Bank failed to set up account in a way that prevented brother using funds for gambling

Account mandates,
Natalia’s brother had a gambling problem. In 2017, the pair asked the bank to set up an account that he could access only with the agreement of Natalia or her sister. The bank opened a term deposit and made the brother the account owner and the two sisters the signatories, with a ‘two-to-sign’ rule. The brother deposited $120,000 in the account. In 2018, the brother transferred the funds to his own bank account and spent $25,000.
March 2024

When the bank realised he had accessed the account contrary to the signing instruction, it returned the remaining amount to the account. Natalia subsequently called several times to check that her brother could not access the account without her or her sister’s consent, and the bank confirmed this was so. The account was operated without incident until December 2022 when the brother removed both sisters as signatories and withdrew all the money. When the sisters found out, they complained that he should not have been allowed to remove them as signatories.

Our investigation

The brother was vulnerable, and with his family, he had trusted the bank to set up an account in such a way that his finances would be protected. It was clear the bank had not met this requirement – despite repeatedly assuring Natalia her brother could not access the funds.
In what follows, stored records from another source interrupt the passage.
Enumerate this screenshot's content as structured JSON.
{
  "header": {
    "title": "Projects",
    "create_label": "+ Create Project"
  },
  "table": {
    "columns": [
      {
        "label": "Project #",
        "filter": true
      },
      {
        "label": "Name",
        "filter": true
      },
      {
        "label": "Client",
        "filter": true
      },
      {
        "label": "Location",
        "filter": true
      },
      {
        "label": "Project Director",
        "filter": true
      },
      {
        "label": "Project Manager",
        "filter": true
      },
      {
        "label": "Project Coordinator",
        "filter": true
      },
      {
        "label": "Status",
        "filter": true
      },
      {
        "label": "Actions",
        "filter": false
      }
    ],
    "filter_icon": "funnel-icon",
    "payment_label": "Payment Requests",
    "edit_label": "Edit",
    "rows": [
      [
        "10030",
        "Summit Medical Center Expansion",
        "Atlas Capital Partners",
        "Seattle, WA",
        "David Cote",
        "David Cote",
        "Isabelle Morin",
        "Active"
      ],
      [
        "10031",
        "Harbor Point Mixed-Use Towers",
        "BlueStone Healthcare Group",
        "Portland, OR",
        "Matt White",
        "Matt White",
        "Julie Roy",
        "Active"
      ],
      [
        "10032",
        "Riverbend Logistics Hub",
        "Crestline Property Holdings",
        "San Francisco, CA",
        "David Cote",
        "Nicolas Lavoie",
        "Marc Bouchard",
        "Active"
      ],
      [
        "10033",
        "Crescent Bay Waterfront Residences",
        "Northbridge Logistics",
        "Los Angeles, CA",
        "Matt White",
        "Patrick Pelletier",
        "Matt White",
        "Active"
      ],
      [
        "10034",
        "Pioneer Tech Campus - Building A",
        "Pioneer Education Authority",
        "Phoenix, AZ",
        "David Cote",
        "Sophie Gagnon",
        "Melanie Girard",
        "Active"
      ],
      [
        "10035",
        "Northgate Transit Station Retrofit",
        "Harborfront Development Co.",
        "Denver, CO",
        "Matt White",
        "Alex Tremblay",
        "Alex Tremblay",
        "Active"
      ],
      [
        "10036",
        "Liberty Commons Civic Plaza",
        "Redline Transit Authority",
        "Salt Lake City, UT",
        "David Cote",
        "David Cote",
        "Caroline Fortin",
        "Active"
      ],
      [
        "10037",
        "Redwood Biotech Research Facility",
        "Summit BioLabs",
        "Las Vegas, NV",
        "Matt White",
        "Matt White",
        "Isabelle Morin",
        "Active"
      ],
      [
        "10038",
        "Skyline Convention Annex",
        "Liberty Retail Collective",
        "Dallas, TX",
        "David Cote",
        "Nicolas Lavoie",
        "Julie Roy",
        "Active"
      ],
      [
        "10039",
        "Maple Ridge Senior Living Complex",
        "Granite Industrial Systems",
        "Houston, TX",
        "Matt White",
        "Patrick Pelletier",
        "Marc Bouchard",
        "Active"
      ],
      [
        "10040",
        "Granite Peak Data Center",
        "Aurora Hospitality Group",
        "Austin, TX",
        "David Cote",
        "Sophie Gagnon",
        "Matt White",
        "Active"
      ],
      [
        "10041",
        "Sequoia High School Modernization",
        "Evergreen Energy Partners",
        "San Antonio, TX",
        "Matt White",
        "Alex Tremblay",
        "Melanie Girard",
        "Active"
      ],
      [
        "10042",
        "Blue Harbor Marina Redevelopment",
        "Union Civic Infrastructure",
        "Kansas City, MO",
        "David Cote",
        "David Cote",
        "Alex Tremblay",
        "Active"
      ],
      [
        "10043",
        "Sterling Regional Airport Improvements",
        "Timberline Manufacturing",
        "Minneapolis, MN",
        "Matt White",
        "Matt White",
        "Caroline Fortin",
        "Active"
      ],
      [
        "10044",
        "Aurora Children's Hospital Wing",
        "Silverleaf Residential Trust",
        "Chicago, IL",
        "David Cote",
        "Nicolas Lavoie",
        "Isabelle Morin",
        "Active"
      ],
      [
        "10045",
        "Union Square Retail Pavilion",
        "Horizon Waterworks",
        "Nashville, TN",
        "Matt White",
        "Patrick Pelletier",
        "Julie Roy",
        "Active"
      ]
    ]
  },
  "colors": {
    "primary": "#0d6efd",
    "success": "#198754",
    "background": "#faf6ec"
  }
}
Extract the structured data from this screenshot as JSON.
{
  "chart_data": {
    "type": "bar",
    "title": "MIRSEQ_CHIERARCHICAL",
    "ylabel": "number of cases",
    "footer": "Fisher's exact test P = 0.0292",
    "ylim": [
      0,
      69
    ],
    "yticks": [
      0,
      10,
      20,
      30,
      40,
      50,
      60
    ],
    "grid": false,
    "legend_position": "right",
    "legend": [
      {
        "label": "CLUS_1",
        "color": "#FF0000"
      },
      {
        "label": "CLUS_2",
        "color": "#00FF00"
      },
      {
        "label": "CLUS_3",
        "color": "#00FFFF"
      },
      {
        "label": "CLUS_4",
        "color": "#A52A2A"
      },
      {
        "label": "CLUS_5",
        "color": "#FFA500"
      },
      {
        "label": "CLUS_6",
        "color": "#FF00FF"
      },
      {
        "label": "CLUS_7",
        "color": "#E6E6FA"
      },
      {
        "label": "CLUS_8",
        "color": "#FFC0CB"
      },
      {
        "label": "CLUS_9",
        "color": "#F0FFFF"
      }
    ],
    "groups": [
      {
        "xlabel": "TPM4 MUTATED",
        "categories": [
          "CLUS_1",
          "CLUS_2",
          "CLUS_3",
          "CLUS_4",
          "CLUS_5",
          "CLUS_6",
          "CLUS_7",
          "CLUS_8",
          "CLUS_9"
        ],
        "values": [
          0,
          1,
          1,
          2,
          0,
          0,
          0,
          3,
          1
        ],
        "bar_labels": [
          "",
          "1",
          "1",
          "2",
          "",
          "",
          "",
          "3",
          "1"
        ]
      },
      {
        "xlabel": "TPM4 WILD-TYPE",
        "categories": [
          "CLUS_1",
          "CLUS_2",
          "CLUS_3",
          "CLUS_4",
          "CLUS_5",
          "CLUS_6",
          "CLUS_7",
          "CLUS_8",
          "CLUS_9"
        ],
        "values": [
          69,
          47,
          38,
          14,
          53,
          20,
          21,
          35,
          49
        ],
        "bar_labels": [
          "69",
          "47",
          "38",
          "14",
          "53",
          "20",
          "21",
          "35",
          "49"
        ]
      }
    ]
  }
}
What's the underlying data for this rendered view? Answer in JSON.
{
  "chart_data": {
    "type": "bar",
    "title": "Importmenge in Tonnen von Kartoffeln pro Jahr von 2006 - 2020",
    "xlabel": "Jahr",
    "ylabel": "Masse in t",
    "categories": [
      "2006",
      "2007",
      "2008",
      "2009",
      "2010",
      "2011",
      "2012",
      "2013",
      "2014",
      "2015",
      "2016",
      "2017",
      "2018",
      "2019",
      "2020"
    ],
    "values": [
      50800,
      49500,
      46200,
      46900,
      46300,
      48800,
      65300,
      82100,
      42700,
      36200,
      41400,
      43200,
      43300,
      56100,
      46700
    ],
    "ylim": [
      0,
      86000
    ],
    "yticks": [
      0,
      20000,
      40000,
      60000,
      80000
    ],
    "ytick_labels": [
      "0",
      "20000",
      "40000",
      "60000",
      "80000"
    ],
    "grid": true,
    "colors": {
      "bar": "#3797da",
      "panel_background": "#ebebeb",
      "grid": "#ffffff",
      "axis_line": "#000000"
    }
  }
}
The brother, as account owner, could change the signing rule or remove signatories at any time. Neither the sisters nor the brother had suffered any direct financial loss as a result. The money belonged to the brother, and he had used it as he wished. Natalia and her sister had, however, experienced a great deal of inconvenience. The bank’s failure to set up an account that protected their brother’s financial interests had caused turmoil in the family and insecurity about the brother's financial future.


We recommended $2,000 compensation. Natalia asked the bank for $5,000. The bank countered with $3,500, which Natalia accepted.